The abstract states that despite the Canaanites inhabiting the Levant region (Lebanon, Cyprus, Egypt, Iraq, Palestine, Israel, Jordan, Syria, and Turkey) during the Bronze Age and establishing an influential culture, they left few surviving textual records.
As a result, their origin and relationship to ancient and present-day populations remain unclear.
So in this study, they sequenced five whole-genomes from ~3,700-year-old individuals from the city of Sidon (Saida) from the excavation.
They also sequenced the genomes of 99 individuals from present-day Lebanon to catalog the modern Levantine genetic diversity.
The study found that the Canaanite/Phoenician ancestry was widespread in the region and shared among urban population inhabiting the coast as well as inland populations.
The Canaanite ancestry was found to be a mix local populations (who lived in the Levant for at least the past 10,000 years) and eastern migrants who arrived in the Levant around 5,000 years ago possibly from Mesopotamia when an aridification event happened (the region became dry and the agriculture plains were abandoned).
The study shows that present-day Lebanese derive most of their ancestry from a Canaanite-related population (Phoenicians).
This implies substantial genetic continuity in the Levant since at least the Bronze Age (so for at least 6000 years).
What’s interesting is that they also found Eurasian ancestry in the Lebanese people – which was not present during the Bronze Age or earlier Levantines.
They believe this Eurasian ancestry arrived in the area around 3,750-2,170 years ago during a period of successive conquests by distant populations, like the Persians and Macedonians.
So are Lebanese Phoenicians? Yes. In fact, our ancestry is even older than that. Studying genes can bring out some interesting revelations.

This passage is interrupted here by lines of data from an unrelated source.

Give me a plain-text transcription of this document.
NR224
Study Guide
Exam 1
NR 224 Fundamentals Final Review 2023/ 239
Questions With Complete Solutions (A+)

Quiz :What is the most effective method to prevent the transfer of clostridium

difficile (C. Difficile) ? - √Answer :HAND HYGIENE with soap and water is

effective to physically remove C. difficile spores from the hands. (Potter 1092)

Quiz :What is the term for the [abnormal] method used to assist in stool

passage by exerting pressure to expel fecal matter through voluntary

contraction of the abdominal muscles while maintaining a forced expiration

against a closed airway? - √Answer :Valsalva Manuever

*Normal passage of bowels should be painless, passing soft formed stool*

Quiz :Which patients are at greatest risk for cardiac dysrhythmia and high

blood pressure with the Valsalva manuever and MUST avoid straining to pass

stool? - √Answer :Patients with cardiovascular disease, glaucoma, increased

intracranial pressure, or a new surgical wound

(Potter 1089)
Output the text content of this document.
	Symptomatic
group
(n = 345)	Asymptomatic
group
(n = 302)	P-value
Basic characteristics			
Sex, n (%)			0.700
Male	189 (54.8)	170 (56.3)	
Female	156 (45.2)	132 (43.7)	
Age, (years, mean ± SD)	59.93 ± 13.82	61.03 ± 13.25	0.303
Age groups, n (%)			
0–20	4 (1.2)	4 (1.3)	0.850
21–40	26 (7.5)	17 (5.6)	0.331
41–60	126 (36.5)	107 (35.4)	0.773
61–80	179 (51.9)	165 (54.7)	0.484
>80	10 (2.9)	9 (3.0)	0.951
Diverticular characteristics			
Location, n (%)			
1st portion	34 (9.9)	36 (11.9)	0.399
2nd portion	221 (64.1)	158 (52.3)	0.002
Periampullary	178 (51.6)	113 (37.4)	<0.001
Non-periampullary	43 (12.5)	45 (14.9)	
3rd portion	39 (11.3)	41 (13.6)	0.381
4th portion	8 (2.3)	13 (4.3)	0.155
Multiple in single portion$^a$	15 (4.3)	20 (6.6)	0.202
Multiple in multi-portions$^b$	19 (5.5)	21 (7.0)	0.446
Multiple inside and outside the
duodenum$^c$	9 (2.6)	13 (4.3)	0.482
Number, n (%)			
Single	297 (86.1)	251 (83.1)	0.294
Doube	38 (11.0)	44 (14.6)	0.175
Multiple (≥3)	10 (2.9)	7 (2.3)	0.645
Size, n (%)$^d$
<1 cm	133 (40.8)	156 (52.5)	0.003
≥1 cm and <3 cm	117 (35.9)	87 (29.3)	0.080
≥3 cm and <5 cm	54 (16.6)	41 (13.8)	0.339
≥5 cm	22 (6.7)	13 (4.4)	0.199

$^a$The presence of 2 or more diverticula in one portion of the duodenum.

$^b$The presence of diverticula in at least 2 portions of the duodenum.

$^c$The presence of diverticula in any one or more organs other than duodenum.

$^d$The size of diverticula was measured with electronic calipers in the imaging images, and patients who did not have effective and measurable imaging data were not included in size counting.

Here are some of the things we found particularly interesting in the study:
The results support substantial local population continuity and suggest that several present-day genetic disorders might stem from risk alleles that were already present in the Bronze Age population.
The traits of the past people in Sidon and the present-day Lebanese had comparable skin, hair, and eye colors (in general: light intermediate skin pigmentation, brown eyes and dark hair), but with the past people in Sidon having darker skin than Lebanese today.
They compared the past people of Sidon and 3 individuals from the Early Bronze Age Jordan (which were found in a cave in Ain Ghazal, Jordan). They found similarities in the genes.
This suggests that people from the highly differentiated urban culture on the Levant coast and inland people with different modes of subsistence were still genetically similar.
This supports previous reports that different cultural groups who inhabited the Levant during the Bronze age each achieved their own cultural identities but all shared common genetic and ethnic roots with the Canaanites.
These groups include the Ammonites, Moabites, Israelites, and Phoenicians.
This study allowed them to begin reconstructing a genetic history of the Levantine people.
They plan to also examine the admixture between local populations and the eastern migrants.
Canaanites are ancestral to Lebanese from all religions. So we can’t say that Christians are Phoenicians and Muslims are Arabs. Lebanese from all religions are closer to each other than to other groups.
For example, Lebanese Sunnis are closer to Lebanese Christians than to Saudi Sunnis.